Interbreeding with Neanderthals and Denisovans seems to have improved human immunity:

"Modern humans adopted innate immune genes responsible for recognizing invading microbes from Neanderthals and Denisovans, according to two studies published today (January 7) in The American Journal of Human Genetics. The two teams, based in France and Germany, independently concluded that humans picked up some versions of a cluster of toll-like receptors by interbreeding with archaic hominin relatives.

“'Once humans came out of Africa and then encountered archaic species, they might also have encountered their pathogens,” said Rasmus Nielsen, an evolutionary biologist at the University of California, Berkeley, who was not involved in the studies. “There might have been pathogens that could affect Neanderthals and Denisovans that also could jump into modern humans.”

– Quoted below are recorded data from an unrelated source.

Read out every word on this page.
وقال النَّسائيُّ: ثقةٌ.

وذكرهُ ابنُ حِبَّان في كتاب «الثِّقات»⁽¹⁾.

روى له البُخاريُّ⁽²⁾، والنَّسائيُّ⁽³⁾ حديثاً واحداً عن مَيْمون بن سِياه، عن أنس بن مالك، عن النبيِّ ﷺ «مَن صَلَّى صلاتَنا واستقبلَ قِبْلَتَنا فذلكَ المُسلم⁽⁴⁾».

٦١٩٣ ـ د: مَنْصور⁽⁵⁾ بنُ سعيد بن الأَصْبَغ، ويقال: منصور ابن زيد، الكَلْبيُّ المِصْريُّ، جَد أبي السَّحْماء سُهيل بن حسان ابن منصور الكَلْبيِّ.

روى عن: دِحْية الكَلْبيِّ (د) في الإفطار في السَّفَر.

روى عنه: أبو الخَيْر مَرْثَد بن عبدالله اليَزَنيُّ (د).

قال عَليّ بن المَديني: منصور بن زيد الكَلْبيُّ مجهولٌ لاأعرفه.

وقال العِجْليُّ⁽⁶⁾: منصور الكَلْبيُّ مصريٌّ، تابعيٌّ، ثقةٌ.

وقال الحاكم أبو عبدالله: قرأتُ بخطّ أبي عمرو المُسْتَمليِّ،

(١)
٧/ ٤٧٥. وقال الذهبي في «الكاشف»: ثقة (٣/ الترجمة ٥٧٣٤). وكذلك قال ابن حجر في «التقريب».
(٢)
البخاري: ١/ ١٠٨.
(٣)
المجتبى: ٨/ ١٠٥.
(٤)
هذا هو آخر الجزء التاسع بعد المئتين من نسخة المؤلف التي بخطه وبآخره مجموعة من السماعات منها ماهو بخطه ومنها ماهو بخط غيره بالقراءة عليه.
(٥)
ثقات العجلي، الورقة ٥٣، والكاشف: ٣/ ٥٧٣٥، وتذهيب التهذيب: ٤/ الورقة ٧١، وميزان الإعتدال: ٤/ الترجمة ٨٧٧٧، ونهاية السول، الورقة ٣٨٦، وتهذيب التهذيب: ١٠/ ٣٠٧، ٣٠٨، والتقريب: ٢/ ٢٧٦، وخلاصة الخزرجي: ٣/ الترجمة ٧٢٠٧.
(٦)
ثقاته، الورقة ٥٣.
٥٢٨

“'At least partially, Neanderthals may have harbored already adaptive mutations, mutations that rendered them more resistant to infections,” said Lluis Quintana-Murci, an evolutionary geneticist at the Pasteur Institute in Paris and a coauthor of one of the new papers.


"And the reduced H. pylori prevalence associated with the borrowed TLR alleles is simply a sign that the variants are associated with altered immunity, not necessarily an indication that breeding with Neanderthals helped humans avoid this particular pathogen. “We may not have the pathogens around today that selection was acting in response to,” said Nielsen.

"The studies help confirm that interbreeding between humans, Neanderthals, and Denisovans shaped human evolution, sometimes offering key advantages people of combined lineage. “The things that modern humans took away from the interbreeding with the Neanderthals were regions of the genome involved in adaptation to the environment,” said Kelso."